A little more life is injected to the Lex Luthor story from guest penciller Sean Chen, but unfortunately a lot of that good will gets sucked away with his gorilla drawings. They all look like they’ve been shaved. It looks really weird to me. There’s an inordinate number of attempted robot-head eating, which I am, of course, all for. Also, not enough wink to the camera when Grodd brandishes his “combat spoon”. That’s a tough sell right there. The Spencer/Silva Jimmy Olsen back up is AMAZING. The art looks to me like a mix of Adam Hughes and Amanda Connor, while the story is about Jimmy taking some action without Superman… yes basically the only story I’ve seen Jimmy have lately, but this promises a lot of fun as well. Special note to Smallville fans, this story is the DC universe debut of Chloe Sullivan.

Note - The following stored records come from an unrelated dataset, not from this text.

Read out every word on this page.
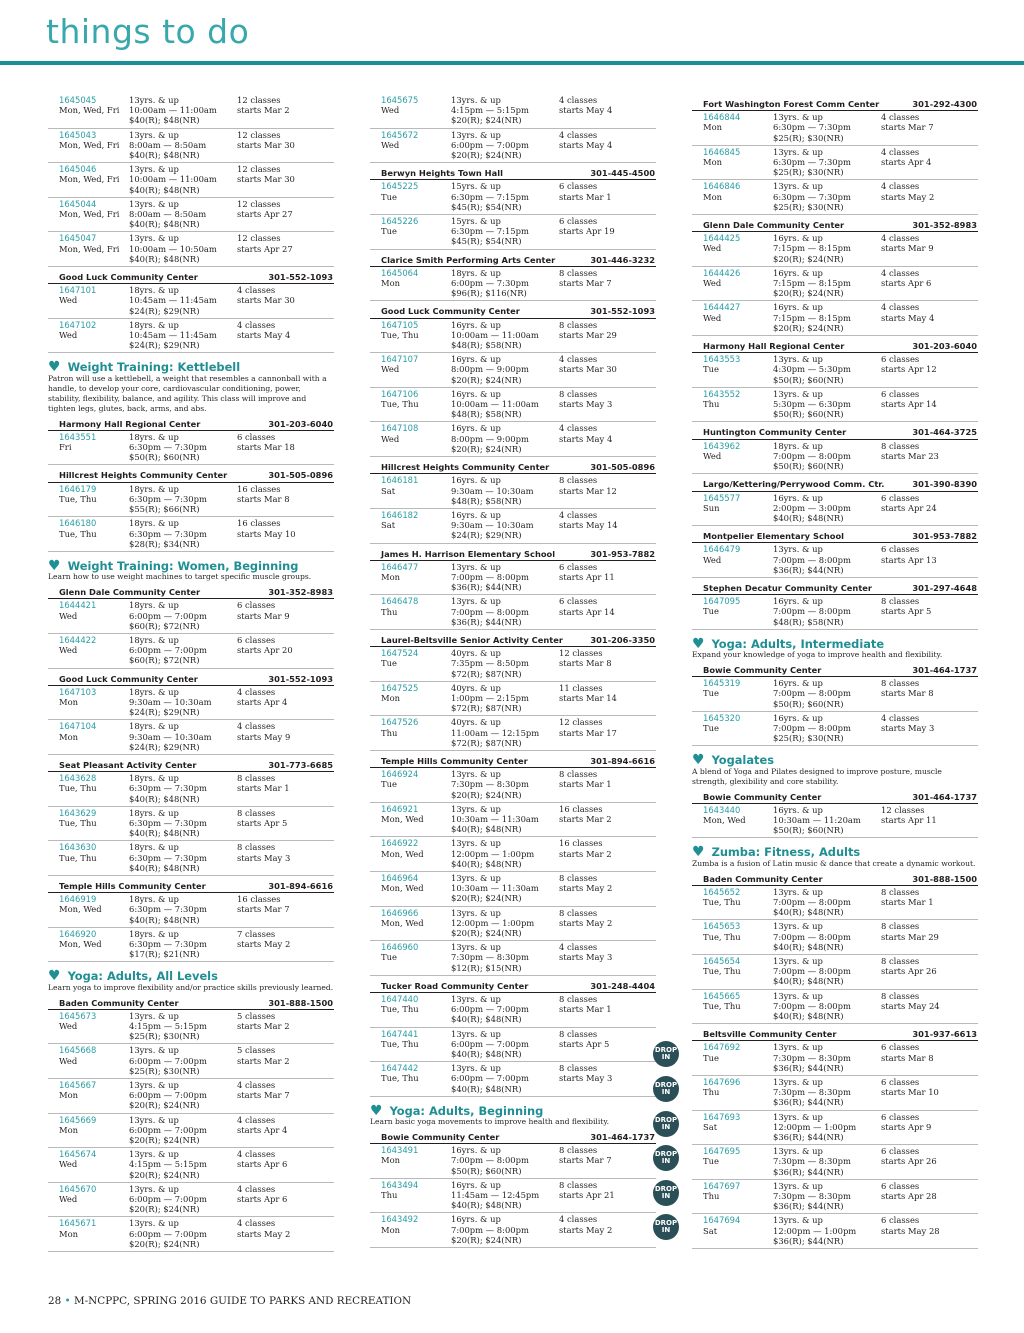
things to do
1645045
Mon, Wed, Fri
13yrs. & up
10:00am — 11:00am
$40(R); $48(NR)
12 classes
starts Mar 2
1645043
Mon, Wed, Fri
13yrs. & up
8:00am — 8:50am
$40(R); $48(NR)
12 classes
starts Mar 30
1645046
Mon, Wed, Fri
13yrs. & up
10:00am — 11:00am
$40(R); $48(NR)
12 classes
starts Mar 30
1645044
Mon, Wed, Fri
13yrs. & up
8:00am — 8:50am
$40(R); $48(NR)
12 classes
starts Apr 27
1645047
Mon, Wed, Fri
13yrs. & up
10:00am — 10:50am
$40(R); $48(NR)
12 classes
starts Apr 27
Good Luck Community Center	301-552-1093
1647101
Wed
18yrs. & up
10:45am — 11:45am
$24(R); $29(NR)
4 classes
starts Mar 30
1647102
Wed
18yrs. & up
10:45am — 11:45am
$24(R); $29(NR)
4 classes
starts May 4
♥ Weight Training: Kettlebell
Patron will use a kettlebell, a weight that resembles a cannonball with a handle, to develop your core, cardiovascular conditioning, power, stability, flexibility, balance, and agility. This class will improve and tighten legs, glutes, back, arms, and abs.
Harmony Hall Regional Center	301-203-6040
1643551
Fri
18yrs. & up
6:30pm — 7:30pm
$50(R); $60(NR)
6 classes
starts Mar 18
Hillcrest Heights Community Center	301-505-0896
1646179
Tue, Thu
18yrs. & up
6:30pm — 7:30pm
$55(R); $66(NR)
16 classes
starts Mar 8
1646180
Tue, Thu
18yrs. & up
6:30pm — 7:30pm
$28(R); $34(NR)
16 classes
starts May 10
♥ Weight Training: Women, Beginning
Learn how to use weight machines to target specific muscle groups.
Glenn Dale Community Center	301-352-8983
1644421
Wed
18yrs. & up
6:00pm — 7:00pm
$60(R); $72(NR)
6 classes
starts Mar 9
1644422
Wed
18yrs. & up
6:00pm — 7:00pm
$60(R); $72(NR)
6 classes
starts Apr 20
Good Luck Community Center	301-552-1093
1647103
Mon
18yrs. & up
9:30am — 10:30am
$24(R); $29(NR)
4 classes
starts Apr 4
1647104
Mon
18yrs. & up
9:30am — 10:30am
$24(R); $29(NR)
4 classes
starts May 9
Seat Pleasant Activity Center	301-773-6685
1643628
Tue, Thu
18yrs. & up
6:30pm — 7:30pm
$40(R); $48(NR)
8 classes
starts Mar 1
1643629
Tue, Thu
18yrs. & up
6:30pm — 7:30pm
$40(R); $48(NR)
8 classes
starts Apr 5
1643630
Tue, Thu
18yrs. & up
6:30pm — 7:30pm
$40(R); $48(NR)
8 classes
starts May 3
Temple Hills Community Center	301-894-6616
1646919
Mon, Wed
18yrs. & up
6:30pm — 7:30pm
$40(R); $48(NR)
16 classes
starts Mar 7
1646920
Mon, Wed
18yrs. & up
6:30pm — 7:30pm
$17(R); $21(NR)
7 classes
starts May 2
♥ Yoga: Adults, All Levels
Learn yoga to improve flexibility and/or practice skills previously learned.
Baden Community Center	301-888-1500
1645673
Wed
13yrs. & up
4:15pm — 5:15pm
$25(R); $30(NR)
5 classes
starts Mar 2
1645668
Wed
13yrs. & up
6:00pm — 7:00pm
$25(R); $30(NR)
5 classes
starts Mar 2
1645667
Mon
13yrs. & up
6:00pm — 7:00pm
$20(R); $24(NR)
4 classes
starts Mar 7
1645669
Mon
13yrs. & up
6:00pm — 7:00pm
$20(R); $24(NR)
4 classes
starts Apr 4
1645674
Wed
13yrs. & up
4:15pm — 5:15pm
$20(R); $24(NR)
4 classes
starts Apr 6
1645670
Wed
13yrs. & up
6:00pm — 7:00pm
$20(R); $24(NR)
4 classes
starts Apr 6
1645671
Mon
13yrs. & up
6:00pm — 7:00pm
$20(R); $24(NR)
4 classes
starts May 2
1645675
Wed
13yrs. & up
4:15pm — 5:15pm
$20(R); $24(NR)
4 classes
starts May 4
1645672
Wed
13yrs. & up
6:00pm — 7:00pm
$20(R); $24(NR)
4 classes
starts May 4
Berwyn Heights Town Hall	301-445-4500
1645225
Tue
15yrs. & up
6:30pm — 7:15pm
$45(R); $54(NR)
6 classes
starts Mar 1
1645226
Tue
15yrs. & up
6:30pm — 7:15pm
$45(R); $54(NR)
6 classes
starts Apr 19
Clarice Smith Performing Arts Center	301-446-3232
1645064
Mon
18yrs. & up
6:00pm — 7:30pm
$96(R); $116(NR)
8 classes
starts Mar 7
Good Luck Community Center	301-552-1093
1647105
Tue, Thu
16yrs. & up
10:00am — 11:00am
$48(R); $58(NR)
8 classes
starts Mar 29
1647107
Wed
16yrs. & up
8:00pm — 9:00pm
$20(R); $24(NR)
4 classes
starts Mar 30
1647106
Tue, Thu
16yrs. & up
10:00am — 11:00am
$48(R); $58(NR)
8 classes
starts May 3
1647108
Wed
16yrs. & up
8:00pm — 9:00pm
$20(R); $24(NR)
4 classes
starts May 4
Hillcrest Heights Community Center	301-505-0896
1646181
Sat
16yrs. & up
9:30am — 10:30am
$48(R); $58(NR)
8 classes
starts Mar 12
1646182
Sat
16yrs. & up
9:30am — 10:30am
$24(R); $29(NR)
4 classes
starts May 14
James H. Harrison Elementary School	301-953-7882
1646477
Mon
13yrs. & up
7:00pm — 8:00pm
$36(R); $44(NR)
6 classes
starts Apr 11
1646478
Thu
13yrs. & up
7:00pm — 8:00pm
$36(R); $44(NR)
6 classes
starts Apr 14
Laurel-Beltsville Senior Activity Center	301-206-3350
1647524
Tue
40yrs. & up
7:35pm — 8:50pm
$72(R); $87(NR)
12 classes
starts Mar 8
1647525
Mon
40yrs. & up
1:00pm — 2:15pm
$72(R); $87(NR)
11 classes
starts Mar 14
1647526
Thu
40yrs. & up
11:00am — 12:15pm
$72(R); $87(NR)
12 classes
starts Mar 17
Temple Hills Community Center	301-894-6616
1646924
Tue
13yrs. & up
7:30pm — 8:30pm
$20(R); $24(NR)
8 classes
starts Mar 1
1646921
Mon, Wed
13yrs. & up
10:30am — 11:30am
$40(R); $48(NR)
16 classes
starts Mar 2
1646922
Mon, Wed
13yrs. & up
12:00pm — 1:00pm
$40(R); $48(NR)
16 classes
starts Mar 2
1646964
Mon, Wed
13yrs. & up
10:30am — 11:30am
$20(R); $24(NR)
8 classes
starts May 2
1646966
Mon, Wed
13yrs. & up
12:00pm — 1:00pm
$20(R); $24(NR)
8 classes
starts May 2
1646960
Tue
13yrs. & up
7:30pm — 8:30pm
$12(R); $15(NR)
4 classes
starts May 3
Tucker Road Community Center	301-248-4404
1647440
Tue, Thu
13yrs. & up
6:00pm — 7:00pm
$40(R); $48(NR)
8 classes
starts Mar 1
1647441
Tue, Thu
13yrs. & up
6:00pm — 7:00pm
$40(R); $48(NR)
8 classes
starts Apr 5
1647442
Tue, Thu
13yrs. & up
6:00pm — 7:00pm
$40(R); $48(NR)
8 classes
starts May 3
♥ Yoga: Adults, Beginning
Learn basic yoga movements to improve health and flexibility.
Bowie Community Center	301-464-1737
1643491
Mon
16yrs. & up
7:00pm — 8:00pm
$50(R); $60(NR)
8 classes
starts Mar 7
1643494
Thu
16yrs. & up
11:45am — 12:45pm
$40(R); $48(NR)
8 classes
starts Apr 21
1643492
Mon
16yrs. & up
7:00pm — 8:00pm
$20(R); $24(NR)
4 classes
starts May 2
Fort Washington Forest Comm Center	301-292-4300
1646844
Mon
13yrs. & up
6:30pm — 7:30pm
$25(R); $30(NR)
4 classes
starts Mar 7
1646845
Mon
13yrs. & up
6:30pm — 7:30pm
$25(R); $30(NR)
4 classes
starts Apr 4
1646846
Mon
13yrs. & up
6:30pm — 7:30pm
$25(R); $30(NR)
4 classes
starts May 2
Glenn Dale Community Center	301-352-8983
1644425
Wed
16yrs. & up
7:15pm — 8:15pm
$20(R); $24(NR)
4 classes
starts Mar 9
1644426
Wed
16yrs. & up
7:15pm — 8:15pm
$20(R); $24(NR)
4 classes
starts Apr 6
1644427
Wed
16yrs. & up
7:15pm — 8:15pm
$20(R); $24(NR)
4 classes
starts May 4
Harmony Hall Regional Center	301-203-6040
1643553
Tue
13yrs. & up
4:30pm — 5:30pm
$50(R); $60(NR)
6 classes
starts Apr 12
1643552
Thu
13yrs. & up
5:30pm — 6:30pm
$50(R); $60(NR)
6 classes
starts Apr 14
Huntington Community Center	301-464-3725
1643962
Wed
18yrs. & up
7:00pm — 8:00pm
$50(R); $60(NR)
8 classes
starts Mar 23
Largo/Kettering/Perrywood Comm. Ctr.	301-390-8390
1645577
Sun
16yrs. & up
2:00pm — 3:00pm
$40(R); $48(NR)
6 classes
starts Apr 24
Montpelier Elementary School	301-953-7882
1646479
Wed
13yrs. & up
7:00pm — 8:00pm
$36(R); $44(NR)
6 classes
starts Apr 13
Stephen Decatur Community Center	301-297-4648
1647095
Tue
16yrs. & up
7:00pm — 8:00pm
$48(R); $58(NR)
8 classes
starts Apr 5
♥ Yoga: Adults, Intermediate
Expand your knowledge of yoga to improve health and flexibility.
Bowie Community Center	301-464-1737
1645319
Tue
16yrs. & up
7:00pm — 8:00pm
$50(R); $60(NR)
8 classes
starts Mar 8
1645320
Tue
16yrs. & up
7:00pm — 8:00pm
$25(R); $30(NR)
4 classes
starts May 3
♥ Yogalates
A blend of Yoga and Pilates designed to improve posture, muscle strength, glexibility and core stability.
Bowie Community Center	301-464-1737
1643440
Mon, Wed
16yrs. & up
10:30am — 11:20am
$50(R); $60(NR)
12 classes
starts Apr 11
♥ Zumba: Fitness, Adults
Zumba is a fusion of Latin music & dance that create a dynamic workout.
Baden Community Center	301-888-1500
1645652
Tue, Thu
13yrs. & up
7:00pm — 8:00pm
$40(R); $48(NR)
8 classes
starts Mar 1
1645653
Tue, Thu
13yrs. & up
7:00pm — 8:00pm
$40(R); $48(NR)
8 classes
starts Mar 29
1645654
Tue, Thu
13yrs. & up
7:00pm — 8:00pm
$40(R); $48(NR)
8 classes
starts Apr 26
1645665
Tue, Thu
13yrs. & up
7:00pm — 8:00pm
$40(R); $48(NR)
8 classes
starts May 24
Beltsville Community Center	301-937-6613
DROP
IN
1647692
Tue
13yrs. & up
7:30pm — 8:30pm
$36(R); $44(NR)
6 classes
starts Mar 8
DROP
IN
1647696
Thu
13yrs. & up
7:30pm — 8:30pm
$36(R); $44(NR)
6 classes
starts Mar 10
DROP
IN
1647693
Sat
13yrs. & up
12:00pm — 1:00pm
$36(R); $44(NR)
6 classes
starts Apr 9
DROP
IN
1647695
Tue
13yrs. & up
7:30pm — 8:30pm
$36(R); $44(NR)
6 classes
starts Apr 26
DROP
IN
1647697
Thu
13yrs. & up
7:30pm — 8:30pm
$36(R); $44(NR)
6 classes
starts Apr 28
DROP
IN
1647694
Sat
13yrs. & up
12:00pm — 1:00pm
$36(R); $44(NR)
6 classes
starts May 28
28 • M-NCPPC, SPRING 2016 GUIDE TO PARKS AND RECREATION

There’s a lot to enjoy here. — Isaac Mills
Isaac’s rating: 4 out of 5
Amazing Spider-Man #644
Mark Waid (w), Paul Azaceta (a), Javier Rodriguez (c), Marvel Comics.
There’s a nice sense of closure going on with this storyline. Closure to the “Brand New Day” era of Spider-Man, I mean. As a reader who only got into Spider-Man through “Brand New Day” there’s something appealing about that. Elements of this era are sprinkled throughout: the new Doctor Octopus, Menace, even Freak shows up. But at the heart of it you’ve got Peter on the run with a baby. And that’s terrifying. It’s an intense story, with a powerful scene near the end. I dug it. – Owen Craig.
Owen’s rating: 3.5 out of 5
I’d like to say that this was a strong ending for one of my favourite Marvel series — but it’s not. There’s too much to cover and not enough time. Heck, there’s even a couple pages of prose to get more content in here. And, I think that’s kinda awesome how it’s used, it just seems like an attempt to get more story here. It was a story that was supposed to ramp up a series, not cool down a franchise. That said, there were a lot of great moments. The real injustice is that it’s getting canceled in the first place. Here’s to you, Altas. — Miles Baker
Miles’s rating: 3.5 out of 5
I’m not going to lie, I don’t know a lot about Baron Zemo. Like, I’m pretty sure this was a guy who led the Thunderbolts until Ellis made it all Elli-y. So he’s a villain turned hero turned… maybe a villain, maybe not. I think that’s neat. I read one review of this issue that said that Zemo was “out of character” but I would postulate that it make sense that a man who had spent a long time working for redemption would expect that of other heroes. Anyway, other than that, I’m looking forward to the next Captain America arc for sure. — Miles Baker
Miles’s rating: 3.5 out of 5
I’m glad I switched to issues from trades with this title, because each issue of this series is immensely satisfying. Layman’s humour and gift for character-work are well on display here, but what really blew me away was Guillory’s work on the action scenes. His dynamic images created some amazing fights in so few panels that I better understand why I sometimes bristle at whole-issue fight scenes. In this issue I got awesome fights, informative flashbacks, new characters and some rather touching scenes, too. No wonder this is one of my favourite books. – Owen Craig.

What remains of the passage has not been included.